KMP文本匹配算法

KMP(Knuth–Morris–Pratt)算法的发明时间几乎跟BM(Boyer-Moore)算法在同一时期,即上世纪70年代末(巧合的是随着 互联网的发展对文本处理提出了更高的要求,从而最近几年字符处理又成了热门话题),二者在最坏情况下的时间复杂度都是O(n)。它与BM算法的主要区别 是:


1)在每次匹配中都是从左到右匹配,BM算法每一次匹配过程都是从模式串末尾开始匹配(指针从右到左移动),直到发现匹配失败字符(mismatch)才 根据两张表(好后缀位移表-good suffix shift table和坏字符位移表-bad character shift table)决定向右移动一定的位置,因此在实践中KMP的比较次数一般要多于BM的比较次数,因为BM算法中最好情况下的比较次数为O(n/m)。(比 较一下下面的测试输出和我的另一篇BM-Horspool文中的输出,可以看出BM算法或其简化版一开始就从字符串尾部比较的优势了)


2)KMP算法不依赖于字符集的大小,只是根据模式串的信息做预处理,BM算法需要根据字符集给坏字符(因为坏字符的来源是文本,而不是模式串)建立一张位移表,因此KMP算法的存储空间可以少一些。

以下讨论设文本T长度为n,模式串P长度为m。T的当前位置指针为i(0<=i<n),P的当前位置指针为j(0<=j<m)。

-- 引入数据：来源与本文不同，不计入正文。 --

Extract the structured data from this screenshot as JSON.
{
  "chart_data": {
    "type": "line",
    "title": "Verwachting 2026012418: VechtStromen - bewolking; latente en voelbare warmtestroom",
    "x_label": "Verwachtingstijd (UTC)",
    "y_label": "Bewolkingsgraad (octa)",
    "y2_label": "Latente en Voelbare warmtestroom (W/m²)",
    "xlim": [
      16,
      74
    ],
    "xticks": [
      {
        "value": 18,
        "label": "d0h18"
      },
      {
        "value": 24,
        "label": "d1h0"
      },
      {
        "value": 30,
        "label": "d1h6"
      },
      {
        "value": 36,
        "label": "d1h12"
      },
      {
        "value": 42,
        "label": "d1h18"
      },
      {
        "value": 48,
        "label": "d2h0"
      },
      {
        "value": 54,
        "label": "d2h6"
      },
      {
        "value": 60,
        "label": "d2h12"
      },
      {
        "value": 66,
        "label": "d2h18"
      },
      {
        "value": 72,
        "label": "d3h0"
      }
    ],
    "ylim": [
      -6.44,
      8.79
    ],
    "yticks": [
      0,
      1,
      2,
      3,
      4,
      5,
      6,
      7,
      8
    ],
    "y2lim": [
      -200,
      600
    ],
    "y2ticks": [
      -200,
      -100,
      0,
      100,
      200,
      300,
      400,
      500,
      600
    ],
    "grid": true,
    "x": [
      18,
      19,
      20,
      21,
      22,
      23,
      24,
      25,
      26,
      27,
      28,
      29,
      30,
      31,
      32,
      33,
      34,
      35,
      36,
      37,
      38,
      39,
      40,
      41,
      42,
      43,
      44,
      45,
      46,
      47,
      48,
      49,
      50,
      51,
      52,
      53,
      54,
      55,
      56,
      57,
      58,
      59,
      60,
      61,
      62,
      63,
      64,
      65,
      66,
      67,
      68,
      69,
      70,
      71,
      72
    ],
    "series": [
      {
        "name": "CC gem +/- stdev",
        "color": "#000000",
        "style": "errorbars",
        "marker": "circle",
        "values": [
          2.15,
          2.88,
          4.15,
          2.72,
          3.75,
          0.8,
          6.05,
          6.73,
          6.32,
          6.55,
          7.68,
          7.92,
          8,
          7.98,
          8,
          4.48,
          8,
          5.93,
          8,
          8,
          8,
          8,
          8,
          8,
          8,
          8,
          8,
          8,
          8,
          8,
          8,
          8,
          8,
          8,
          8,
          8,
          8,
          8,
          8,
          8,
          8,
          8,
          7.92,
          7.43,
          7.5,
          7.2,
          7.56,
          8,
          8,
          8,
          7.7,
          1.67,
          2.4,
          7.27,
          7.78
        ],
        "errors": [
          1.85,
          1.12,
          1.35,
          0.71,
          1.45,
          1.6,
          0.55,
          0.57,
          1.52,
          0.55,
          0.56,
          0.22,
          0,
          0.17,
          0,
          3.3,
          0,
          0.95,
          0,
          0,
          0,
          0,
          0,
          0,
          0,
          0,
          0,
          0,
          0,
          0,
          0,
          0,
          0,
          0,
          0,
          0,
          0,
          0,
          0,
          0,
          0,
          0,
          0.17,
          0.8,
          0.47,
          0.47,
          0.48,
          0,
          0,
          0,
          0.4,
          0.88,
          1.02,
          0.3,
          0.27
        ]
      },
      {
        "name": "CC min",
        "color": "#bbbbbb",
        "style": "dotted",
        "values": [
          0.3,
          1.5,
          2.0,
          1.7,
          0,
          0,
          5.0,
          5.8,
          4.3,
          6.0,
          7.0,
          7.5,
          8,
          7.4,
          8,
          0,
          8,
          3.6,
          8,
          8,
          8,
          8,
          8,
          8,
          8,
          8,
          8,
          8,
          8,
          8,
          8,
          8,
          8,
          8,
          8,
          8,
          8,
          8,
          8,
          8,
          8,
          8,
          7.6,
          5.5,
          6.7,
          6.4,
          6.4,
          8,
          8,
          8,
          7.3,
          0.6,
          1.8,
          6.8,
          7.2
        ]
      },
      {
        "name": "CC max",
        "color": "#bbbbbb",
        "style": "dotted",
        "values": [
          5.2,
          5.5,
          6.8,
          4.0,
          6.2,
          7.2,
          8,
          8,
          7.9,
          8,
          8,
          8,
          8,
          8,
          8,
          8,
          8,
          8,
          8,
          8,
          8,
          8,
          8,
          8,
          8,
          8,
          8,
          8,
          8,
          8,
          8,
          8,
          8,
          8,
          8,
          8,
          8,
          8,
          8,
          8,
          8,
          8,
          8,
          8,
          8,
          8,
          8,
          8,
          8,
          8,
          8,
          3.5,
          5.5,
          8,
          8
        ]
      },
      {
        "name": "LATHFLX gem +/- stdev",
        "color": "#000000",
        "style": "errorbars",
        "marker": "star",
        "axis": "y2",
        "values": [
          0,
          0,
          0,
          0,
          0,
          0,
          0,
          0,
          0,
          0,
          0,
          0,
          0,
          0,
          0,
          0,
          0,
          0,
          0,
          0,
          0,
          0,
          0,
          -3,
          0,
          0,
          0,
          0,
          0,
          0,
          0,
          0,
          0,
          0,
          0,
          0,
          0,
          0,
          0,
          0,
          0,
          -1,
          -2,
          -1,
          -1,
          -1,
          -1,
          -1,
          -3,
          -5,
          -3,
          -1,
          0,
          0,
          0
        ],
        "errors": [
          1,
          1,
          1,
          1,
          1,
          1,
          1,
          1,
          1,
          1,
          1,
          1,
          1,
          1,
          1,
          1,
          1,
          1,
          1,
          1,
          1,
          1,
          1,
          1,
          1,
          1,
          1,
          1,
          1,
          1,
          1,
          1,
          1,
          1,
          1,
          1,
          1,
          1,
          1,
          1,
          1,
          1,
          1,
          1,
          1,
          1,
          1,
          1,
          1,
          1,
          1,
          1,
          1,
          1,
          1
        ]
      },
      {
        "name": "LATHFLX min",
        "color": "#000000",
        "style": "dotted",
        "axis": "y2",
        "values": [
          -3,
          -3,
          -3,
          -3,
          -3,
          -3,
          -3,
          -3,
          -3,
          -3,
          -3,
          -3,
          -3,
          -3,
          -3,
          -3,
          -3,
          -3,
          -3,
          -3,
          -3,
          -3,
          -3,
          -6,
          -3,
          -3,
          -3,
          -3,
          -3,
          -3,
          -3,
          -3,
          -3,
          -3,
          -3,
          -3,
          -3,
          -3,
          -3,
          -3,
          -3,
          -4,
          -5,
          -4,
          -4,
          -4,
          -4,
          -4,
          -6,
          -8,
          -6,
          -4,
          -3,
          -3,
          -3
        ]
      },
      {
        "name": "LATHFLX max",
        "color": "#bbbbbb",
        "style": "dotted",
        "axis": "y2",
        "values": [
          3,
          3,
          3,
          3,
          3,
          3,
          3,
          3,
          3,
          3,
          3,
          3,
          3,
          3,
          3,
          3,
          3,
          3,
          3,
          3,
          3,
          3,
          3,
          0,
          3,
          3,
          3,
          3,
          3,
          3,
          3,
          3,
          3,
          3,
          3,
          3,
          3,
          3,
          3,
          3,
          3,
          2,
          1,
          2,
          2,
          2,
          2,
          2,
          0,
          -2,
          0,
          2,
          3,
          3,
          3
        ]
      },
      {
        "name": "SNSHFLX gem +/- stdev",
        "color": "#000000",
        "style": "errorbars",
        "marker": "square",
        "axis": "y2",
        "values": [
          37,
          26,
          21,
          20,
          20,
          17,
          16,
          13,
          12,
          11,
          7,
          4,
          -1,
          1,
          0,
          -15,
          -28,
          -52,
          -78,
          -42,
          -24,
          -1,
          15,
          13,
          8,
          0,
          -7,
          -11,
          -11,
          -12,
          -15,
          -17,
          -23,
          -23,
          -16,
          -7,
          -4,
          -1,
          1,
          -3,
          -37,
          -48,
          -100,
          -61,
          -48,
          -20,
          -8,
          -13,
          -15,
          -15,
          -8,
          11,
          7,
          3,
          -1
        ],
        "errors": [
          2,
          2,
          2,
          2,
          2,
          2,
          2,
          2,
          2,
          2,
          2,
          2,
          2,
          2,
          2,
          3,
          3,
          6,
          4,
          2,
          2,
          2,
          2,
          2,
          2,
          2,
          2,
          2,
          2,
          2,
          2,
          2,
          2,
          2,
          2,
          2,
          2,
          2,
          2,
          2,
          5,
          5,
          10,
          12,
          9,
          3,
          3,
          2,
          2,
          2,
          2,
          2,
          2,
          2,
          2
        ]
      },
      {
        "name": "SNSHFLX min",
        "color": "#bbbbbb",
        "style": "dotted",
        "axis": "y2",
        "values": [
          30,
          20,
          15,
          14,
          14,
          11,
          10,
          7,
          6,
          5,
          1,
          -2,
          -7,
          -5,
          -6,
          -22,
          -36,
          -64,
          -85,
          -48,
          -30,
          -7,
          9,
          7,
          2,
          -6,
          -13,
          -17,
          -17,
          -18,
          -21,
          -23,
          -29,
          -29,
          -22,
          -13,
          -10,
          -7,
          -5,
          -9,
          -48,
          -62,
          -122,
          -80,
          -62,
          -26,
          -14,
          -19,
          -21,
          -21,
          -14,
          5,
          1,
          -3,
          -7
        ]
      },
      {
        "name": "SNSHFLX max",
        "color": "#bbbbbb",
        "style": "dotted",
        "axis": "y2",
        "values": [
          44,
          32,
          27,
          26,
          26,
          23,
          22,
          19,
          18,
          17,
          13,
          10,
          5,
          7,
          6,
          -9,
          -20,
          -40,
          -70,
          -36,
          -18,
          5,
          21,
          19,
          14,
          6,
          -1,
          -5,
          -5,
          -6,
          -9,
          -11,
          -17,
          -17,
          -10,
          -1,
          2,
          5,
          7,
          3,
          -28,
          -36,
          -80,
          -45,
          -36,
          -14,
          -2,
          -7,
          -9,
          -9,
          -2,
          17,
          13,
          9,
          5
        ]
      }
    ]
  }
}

KMP算法跟BM算法一样,用空间换取时间,基本的要求是能够最大幅度地向右移动模式串,同时又要保证不会遗漏能够成功匹配的子串。分两大步骤:1) 对模式串预处理,建立失败函数; 2)匹配过程。

****************


首先需要根据模式串预先计算一张表叫做失败函数(failure function) - f(j)。f(j)的变量j对应模式串中的下标,具体含义是,在模式串的前缀P[0...j]这个字符串中,存在一个它的最长的前缀和后缀二者完全相等, 该前缀的长度就是f(j)的值。定义f(0)=0。如果不存在这样的前缀和后缀完全相等,f(j)取值为0。

例如:模式串xyzabc,如果j=3, P[j]=a,则考虑前缀xyza中是否存在这样的最长前缀和后缀完全相等,这里不存在,所以f(3)=0; 又如:模式串ABABACA,如果j=4, P[j]=A,则考虑前缀ABABA中是否存在这样的最长前缀和后缀完全相等,这里有一个最长的前缀ABA可以跟等值的后缀重叠,该前缀长度为3,所以 f(4)=3。注意f(j)是一个长度值,j是一个索引值,在高级语言中,长度值对应后一个字符的索引值,根据这个特点,可以在KMP算法中将f(j)作 为模式串中第j+1个字符出现匹配失败(mismatch)时下一次j指针位置值。

****************


KMP匹配过程也是通过不停地修改i和j的值直到找到匹配的文本子串,需要考虑这几种情况:
1) j指针等于0(即指向模式串的第一个字符位置),但是T[i] != P[j],这时需要将模式串的第一个字符与文本的下一个字符比较,即i指针加1,但是j指针仍为0。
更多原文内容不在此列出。